Pada Maret 2023 misalnya, Badan Pusat Statistik (BPS) menetapkan garis kemiskinan Rp550.458. Pada periode itu, ada sekitar 25,9 juta orang yang kemampuan belanja per bulannya ada di bawah angka garis kemiskinan tersebut. Stempel sebagai orang miskin pun serta-merta ditasbihkan.
Pola pada “Gambar 1” dengan jelas memperlihatkan, setiap ada kenaikan inflasi, konsumsi rumah tangga langsung melemah. Keduanya bergerak berlawanan. Ini mengindikasikan bahwa pengeluaran masyarakat sangat sensitif terhadap kenaikan harga barang, termasuk akibat kenaikan pajak seperti PPN.
Sementara “Gambar 2” menunjukkan irama kenaikan inflasi dengan perubahan garis kemiskinan yang selaras. Tapi pertumbuhan garis kemiskinan selalu lebih tinggi dibandingkan inflasi. Dalam 20 tahun terakhir (2004-2023) misalnya, setiap kenaikan inflasi 1 persen akan mendorong pertumbuhan garis kemiskinan rata-rata 1,8 persen.
Dari sinilah tanda-tanda bencana itu muncul. Dengan asumsi pendapatan atau pengeluaran masyarakat tetap, jumlah orang yang jatuh miskin akan bertambah.
Dari hasil simulasi sederhana, dengan asumsi setiap kenaikan inflasi 1 persen kemudian mendorong peningkatan garis kemiskinan 1,8 persen, maka jumlah orang miskin berpotensi naik atau bertambah sekitar 1,4 juta orang. Rinciannya, 910 ribu ada di perkotaan, dan 470 ribu di perdesaan, seperti tampak pada “Tabel 1”.
Asumsi dalam simulasi tersebut mengibaratkan pendapatan masyarakat tidak mengalami perubahan alias tidak naik, pun tidak turun. Seiring dengan bergeraknya garis kemiskinan yang lebih tinggi 1,8 persen dari Rp505.469 (Maret 2022 sebagai tahun dasar) misalnya, maka sekitar 1,4 juta orang berpotensi terseret masuk ke dalam kelompok orang miskin.

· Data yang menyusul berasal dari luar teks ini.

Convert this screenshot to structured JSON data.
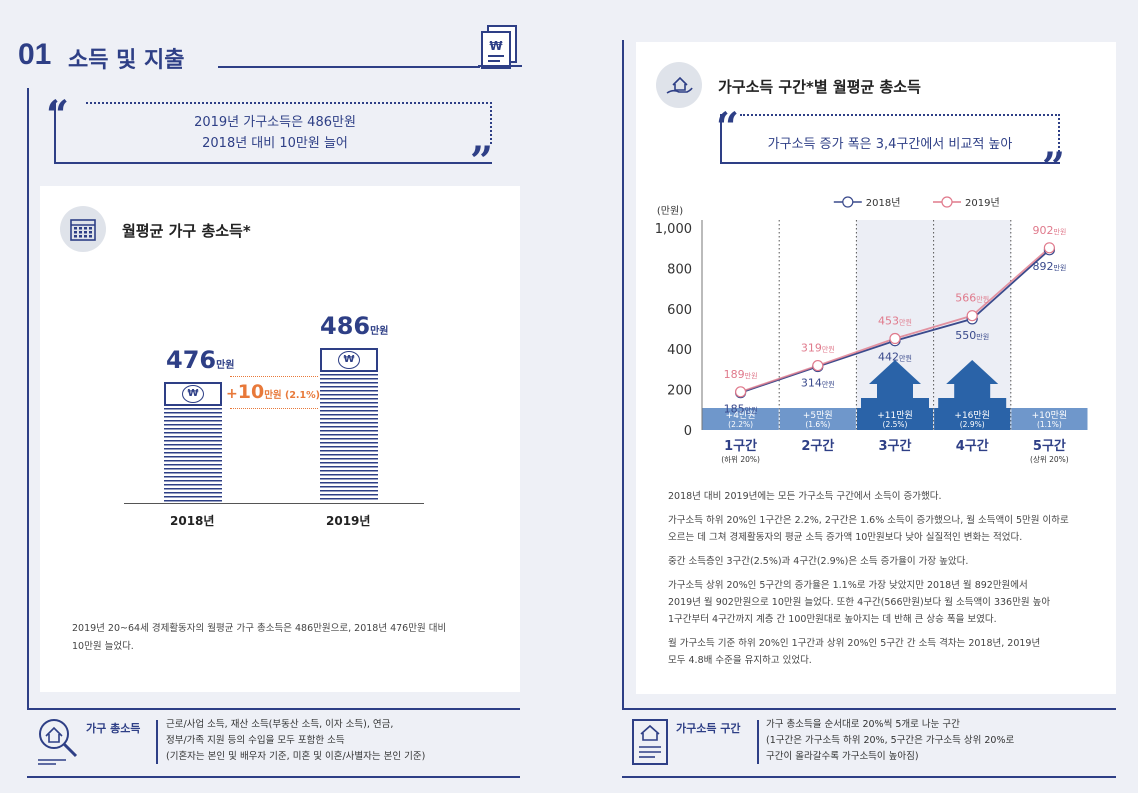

Sebagian besar yang terdampak adalah masyarakat perkotaan. Selain jumlah penduduknya lebih banyak, barang terkena PPN yang dikonsumsi juga lebih banyak di wilayah tersebut.
Apa boleh buat, menurut Menko Airlangga, masyarakat sudah merestui keberlanjutan, yang bermakna: persetujuan kenaikan tarif pajak.